[dropcap]T[/dropcap]he philosophy chapter of The Liberal Arts Tradition by Kevin Clark and Ravi Jain ends with the topic of metaphysics. Please, don’t you all go running off in fear! It’s not as complicated as it sounds. I highly recommend the chapter, even if you have to read it a few times before you start understanding it. After all, reading hard books isn’t just for kids. It’s for moms, too!
We don’t immediately think of Charlotte Mason when we think of metaphysics, and for good reason. She makes sparing use of the term, after all. She never defines it in her books, and she doesn’t list it as a subject in her curriculum programmes.
Or does she?
Well, let’s start at the beginning, with the definition of metaphysics presented by Clark and Jain in this section:
Metaphysics is the study of being; what can be said of all of reality. For the medievals, metaphysics asked what could be held as true of the world, humanity, and even God.
Shortly after this, they offer us five categories involved in the study of metaphysics: being, goodness, truth, beauty, and unity. {Bless them for using my beloved Oxford comma.}
So now we can ask ourselves whether Miss Mason’s curriculum included the teaching of metaphysics — did the curriculum ask and attempt to answer what could be held as true about the world, humanity, and/or God, and if so, how, and to what extent?
This is only a blog post, so we’ll have to be brief, but let’s take a taste of what Miss Mason was offering {or not offering} her students in regard to metaphysics.
I’m going to go out on a limb and say that her number one resource when it comes to metaphysics was her own volume {which she wrote because she couldn’t find what she needed}, Ourselves. What is Ourselves, but a seeking for understanding of truths about man? In its introduction, she tells us:
The whole question of self-management and self-perception implies a dual self. There is a self who reverences and a self who is reverenced, a self who knows and a self who is known, a self who controls and a self who is controlled. This, of a dual self, is perhaps our most intimate and our least-acknowledged consciousness. We are a little afraid of metaphysics…
Ourselves is divided into two parts. The first half was begun around age 12, and the second half around age 16. Charlotte Mason had a deep desire for her students to graduate with an understanding of human nature. Reading this book with my son {slowly, just little three-page chapters every once in a while} has been one of the highlights of homeschooling for me thus far. The reading is rich, and the discussions often richer. I cannot recommend it highly enough.
I think we can also assume metaphysical ideas were covered in at least rudimentary forms in the classroom due to how Miss Mason trained her teachers. Throughout her writings, we see that Coleridge’s concept of the “captain idea” had fully captured Miss Mason’s imagination. Whether it was math or science or literature, she believed that the “captain ideas” — these ideas that clothed facts and were more than broad generalizations but rather very truths enfleshed — could and should be drawn out by the teachers.
Clark and Jain tell us:
[M]etaphysics is the guardian of the secret questions of culture.
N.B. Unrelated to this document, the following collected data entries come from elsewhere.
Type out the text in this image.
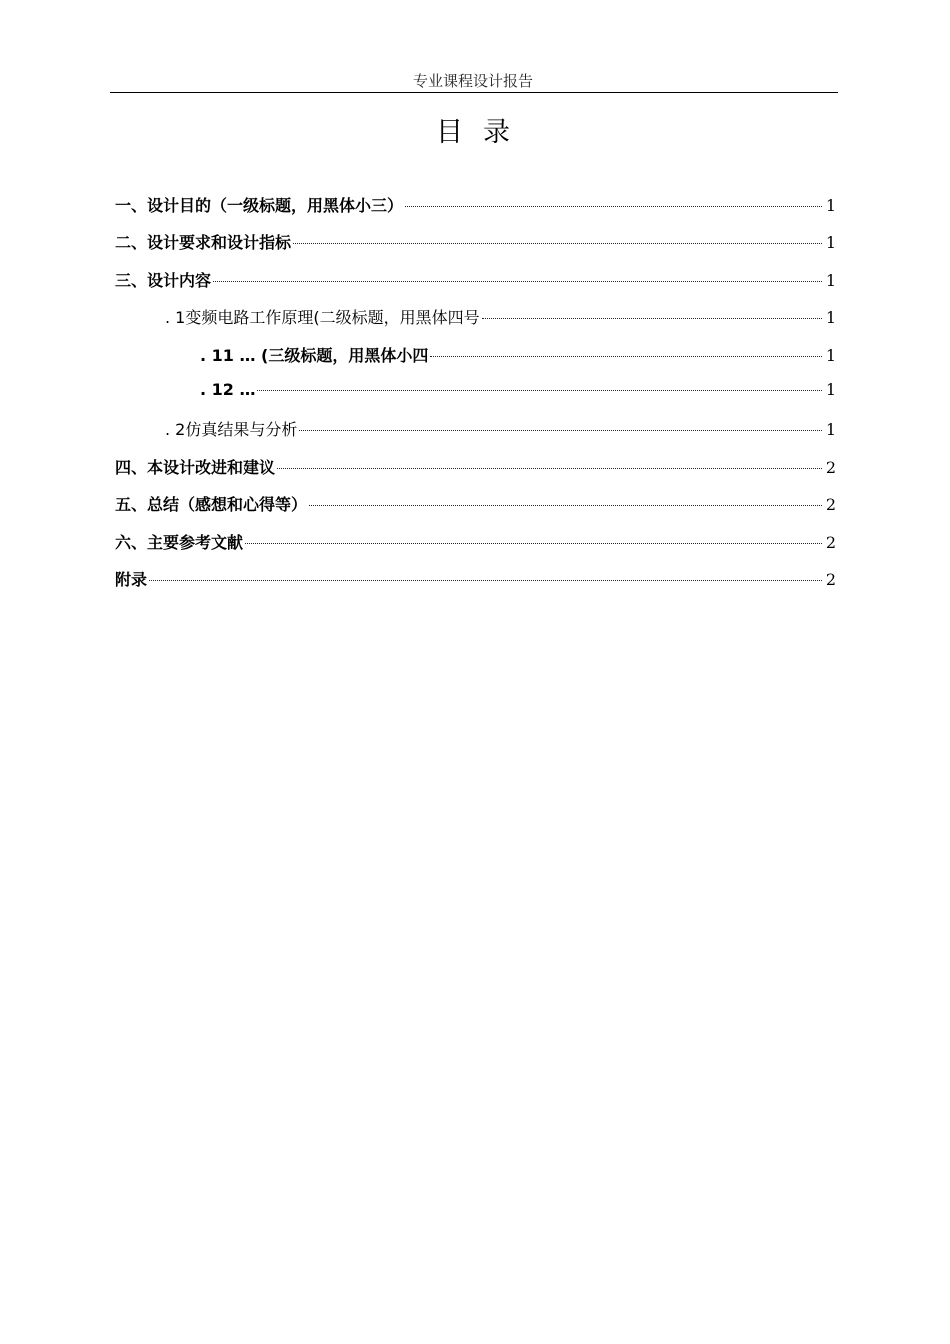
专业课程设计报告
目录
一、设计目的（一级标题，用黑体小三）	1
二、设计要求和设计指标	1
三、设计内容	1
. 1变频电路工作原理(二级标题，用黑体四号	1
. 11 … (三级标题，用黑体小四	1
. 12 …	1
. 2仿真结果与分析	1
四、本设计改进和建议	2
五、总结（感想和心得等）	2
六、主要参考文献	2
附录	2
Because Miss Mason understood that there were ideas that transcended any one particular instance, her methodology allows for a development in this area that is organic and attends all of the readings. Personally, I wouldn’t expect too much direct teaching on this subject from someone who held that children were to keep to a more poetic form of knowing until age 15, and I was pleasantly surprised to see how much more there was to all of this than meets the eye. It seems to me that the important part will be played by the teacher — in our willingness to draw out observations of these big ideas over time rather than stopping at a narration of “just the facts.”
1 Comment
Thank you very much for this entire series. It is refreshing to have blog posts with the depth and thoughtfulness you have offered on the topic of education. I have procured the book and look forward to pondering it myself.
And on your question of podcasts vs. blog posts, one more category would have fit my practice of preferring to read something so I could take notes. I will listen to a podcast here and there but well after the day is done and everyone is in bed. Popping in earbuds during the day is a signal that I am not available when I need to be. So reading over listening is preferred.